Coconut Nests

3 large egg whites
1-14oz bag sweetened flaked coconut
1/2 cup sugar
1 pkg (6 oz) chocolate chips
1 teaspoon vanilla extract
1 jar maraschino cherries

  1. Preheat oven to 325.

  2. Grease 24 mini muffin pan cups.

  3. Beat egg whites until soft peaks form.

  4. Beating at high speed, gradually sprinkling sugar until whites stand in stiff, glossy peaks.

  5. Beat in vanilla

  6. Stir in coconut.

  7. Spoon coconut mixture by heaping tablespoons into prepared muffin pan cups. With the end of a wooden spoon handle or with finger, form an indentation in the center of each cup, pressing coconut mixture up sides of cups.

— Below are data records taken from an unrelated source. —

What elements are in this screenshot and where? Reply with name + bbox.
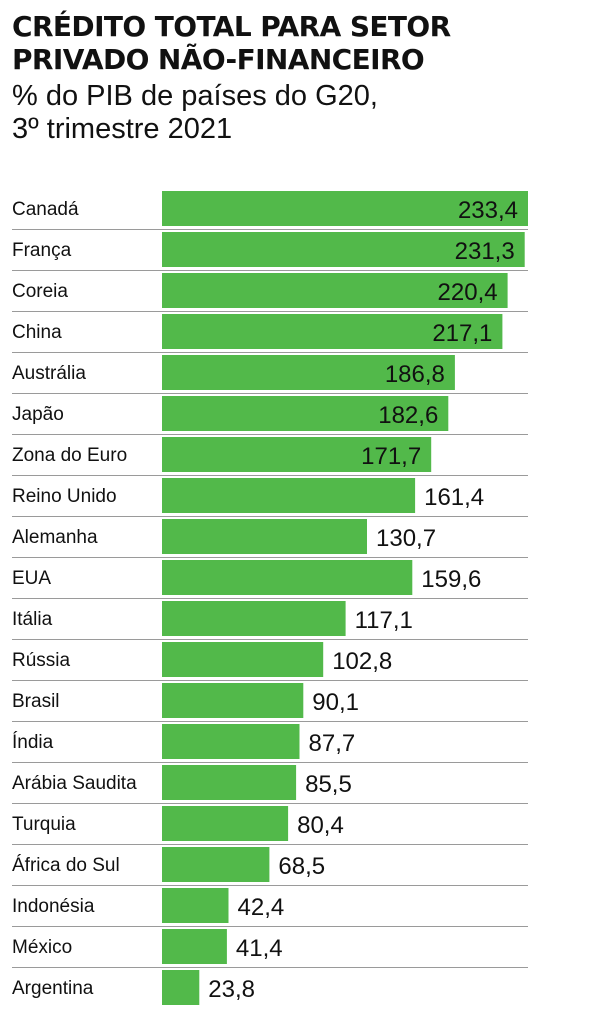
bar [162,314,503,349]
value-label: 231,3 [455,238,515,265]
title-line-1: CRÉDITO TOTAL PARA SETOR [12,10,451,43]
value-label: 130,7 [376,525,436,552]
bar [162,724,300,759]
bar [162,888,229,923]
category-label: Alemanha [12,527,98,548]
category-label: Austrália [12,363,86,384]
bar [162,929,227,964]
subtitle-line-2: 3º trimestre 2021 [12,113,233,145]
category-label: Arábia Saudita [12,773,137,794]
bar [162,232,525,267]
category-label: Índia [12,732,54,753]
bar [162,519,367,554]
category-label: Turquia [12,814,76,835]
category-label: Rússia [12,650,71,671]
value-label: 182,6 [378,402,438,429]
value-label: 161,4 [424,484,484,511]
value-label: 41,4 [236,935,283,962]
bar [162,437,432,472]
value-label: 102,8 [332,648,392,675]
bar [162,847,270,882]
bar [162,478,416,513]
value-label: 171,7 [361,443,421,470]
category-label: México [12,937,72,958]
category-label: EUA [12,568,51,589]
chart-title: CRÉDITO TOTAL PARA SETOR PRIVADO NÃO-FIN… [12,10,592,76]
category-label: Reino Unido [12,486,117,507]
value-label: 68,5 [278,853,325,880]
value-label: 117,1 [355,607,413,634]
subtitle-line-1: % do PIB de países do G20, [12,80,378,112]
bar [162,560,413,595]
bar [162,683,304,718]
value-label: 186,8 [385,361,445,388]
category-label: África do Sul [12,855,120,876]
category-label: Indonésia [12,896,95,917]
category-label: Itália [12,609,53,630]
value-label: 87,7 [309,730,356,757]
category-label: Coreia [12,281,68,302]
chart-subtitle: % do PIB de países do G20, 3º trimestre … [12,80,592,146]
value-label: 85,5 [305,771,352,798]
bar [162,273,508,308]
category-label: Brasil [12,691,60,712]
bar [162,642,324,677]
bar [162,396,449,431]
value-label: 220,4 [438,279,498,306]
bar [162,765,297,800]
category-label: Argentina [12,978,94,999]
category-label: Zona do Euro [12,445,127,466]
value-label: 217,1 [432,320,492,347]
category-label: França [12,240,72,261]
value-label: 233,4 [458,197,518,224]
category-label: China [12,322,62,343]
bar [162,970,200,1005]
value-label: 23,8 [208,976,255,1003]
bar-chart: Canadá 233,4 França 231,3 Coreia 220,4 China 21… [12,191,528,1005]
bar [162,355,455,390]
value-label: 80,4 [297,812,344,839]
bar [162,601,346,636]
value-label: 159,6 [421,566,481,593]
category-label: Canadá [12,199,79,220]
category-label: Japão [12,404,64,425]
bar [162,191,528,226]
title-line-2: PRIVADO NÃO-FINANCEIRO [12,43,425,76]
value-label: 90,1 [312,689,359,716]
value-label: 42,4 [238,894,285,921]
bar [162,806,289,841]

Place a cherry in the center of each nest.

  8. Bake 20 minutes.

  9. Remove from oven and spread or pipe melted chocolate chips over the top of each nest covering the cherries completely.

  10. Transfer pan to wire rack and let stand 5 minutes to cool slightly.

  11. With a fork carefully lift each nest from cup and transfer to rack to cool completely.

  12. Store in tightly covered container with waxed paper between layers.

  13. Coconut Nests will store in freezer for up to 3 months. (The texture seems to improve a bit with freezing!)